Rirkrit Tiravanija Untitled (Asile Flottant), 2010. Installation view. Via Galerie Chantal Crousel.
Rirkrit Tiravanija‘s fourth solo show at Galerie Chantal Crousel combines the artist’s interest in social architecture and the intersection between politics and everyday life into an installation entitled Asile Flottant (Floating Asylum). Tiravanija has re-created Le Corbusier‘s barge of the same name (1930), designed for the Salvation Army as a floating refuge for Parisian vagrants and prostitutes in the winter, and as a playground for children in the summertime. Le Corbusier conceived of the work as a model for a new social community for the underclass. Tiravanija’s re-creation of the barge was made by workers in Thailand and is on a half-scale proportion to the original, exploring the barge as a structure for living and socializing in a new context.
Rirkrit Tiravanija Untitled (Asile Flottant), 2010. Installation view. Via Galerie Chantal Crousel.
Rirkrit Tiravanija Untitled (Asile Flottant), 2010. Installation view. Via Galerie Chantal Crousel.
Inside the barge, Tiravanija has installed a collection of political T-shirts both designed and acquired by the artist. Touching upon a variety of topics, the T-shirts highlight “the ability of what we wear to act as a platform for interaction and communication, Tiravanija activates the T-shirt as political space.” The combination of the two elements literally within each other–Le Corbusier’s utopian barge effectively housing politically charged T-shirts worn by people from around the world, questions the level of political participation by the public.
Alongside the installation are drawings of news photographs depicting activists wearing political T-shirts made by Thai artists commissioned by Tiravanija, serving to extend the artist’s archive of political T-shirts in the public realm.
Rirkrit Tiravanija Untitled (T-Shirt Demonstration Drawings), 2010. Installation view. Via Galerie Chantal Crousel.
Rirkrit Tiravanija Untitled (T-Shirt Demonstration Drawings No. 161), 2010. Installation view. Via Galerie Chantal Crousel.
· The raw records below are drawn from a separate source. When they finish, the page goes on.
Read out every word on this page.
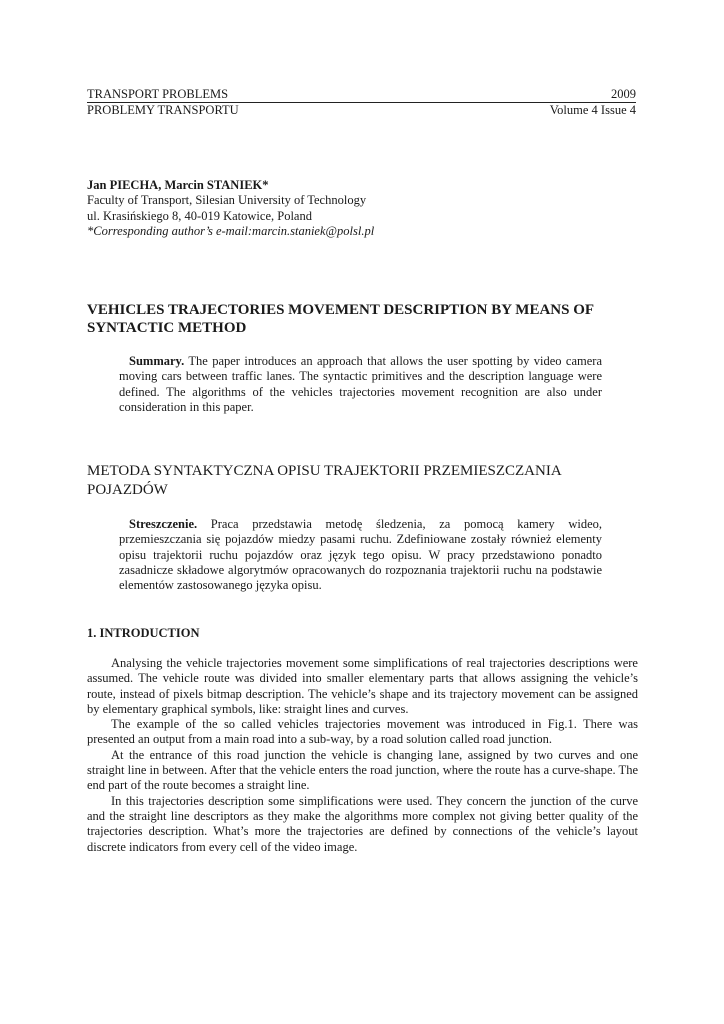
TRANSPORT PROBLEMS	2009
PROBLEMY TRANSPORTU	Volume 4 Issue 4
Jan PIECHA, Marcin STANIEK*
Faculty of Transport, Silesian University of Technology
ul. Krasińskiego 8, 40-019 Katowice, Poland
*Corresponding author’s e-mail:marcin.staniek@polsl.pl
VEHICLES TRAJECTORIES MOVEMENT DESCRIPTION BY MEANS OF SYNTACTIC METHOD
Summary. The paper introduces an approach that allows the user spotting by video camera moving cars between traffic lanes. The syntactic primitives and the description language were defined. The algorithms of the vehicles trajectories movement recognition are also under consideration in this paper.
METODA SYNTAKTYCZNA OPISU TRAJEKTORII PRZEMIESZCZANIA POJAZDÓW
Streszczenie. Praca przedstawia metodę śledzenia, za pomocą kamery wideo, przemieszczania się pojazdów miedzy pasami ruchu. Zdefiniowane zostały również elementy opisu trajektorii ruchu pojazdów oraz język tego opisu. W pracy przedstawiono ponadto zasadnicze składowe algorytmów opracowanych do rozpoznania trajektorii ruchu na podstawie elementów zastosowanego języka opisu.
1. INTRODUCTION

Analysing the vehicle trajectories movement some simplifications of real trajectories descriptions were assumed. The vehicle route was divided into smaller elementary parts that allows assigning the vehicle’s route, instead of pixels bitmap description. The vehicle’s shape and its trajectory movement can be assigned by elementary graphical symbols, like: straight lines and curves.

The example of the so called vehicles trajectories movement was introduced in Fig.1. There was presented an output from a main road into a sub-way, by a road solution called road junction.

At the entrance of this road junction the vehicle is changing lane, assigned by two curves and one straight line in between. After that the vehicle enters the road junction, where the route has a curve-shape. The end part of the route becomes a straight line.

In this trajectories description some simplifications were used. They concern the junction of the curve and the straight line descriptors as they make the algorithms more complex not giving better quality of the trajectories description. What’s more the trajectories are defined by connections of the vehicle’s layout discrete indicators from every cell of the video image.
Tiravanija is of Thai descent, but was born in Buenos Aires in 1961 and was raised in Ethiopia, Thailand, and Canada, and educated in Chicago and New York. Because of his global upbringing, Tiravanija synthesizes multiple cultural viewpoints and customs with a  focus on artmaking as a social interaction. The current exhibition is no exception, for the installation combines both the Thai constructed  barge and the European utopianism of Le Corbusier, effectively emphasizing Tiravanija’s global background.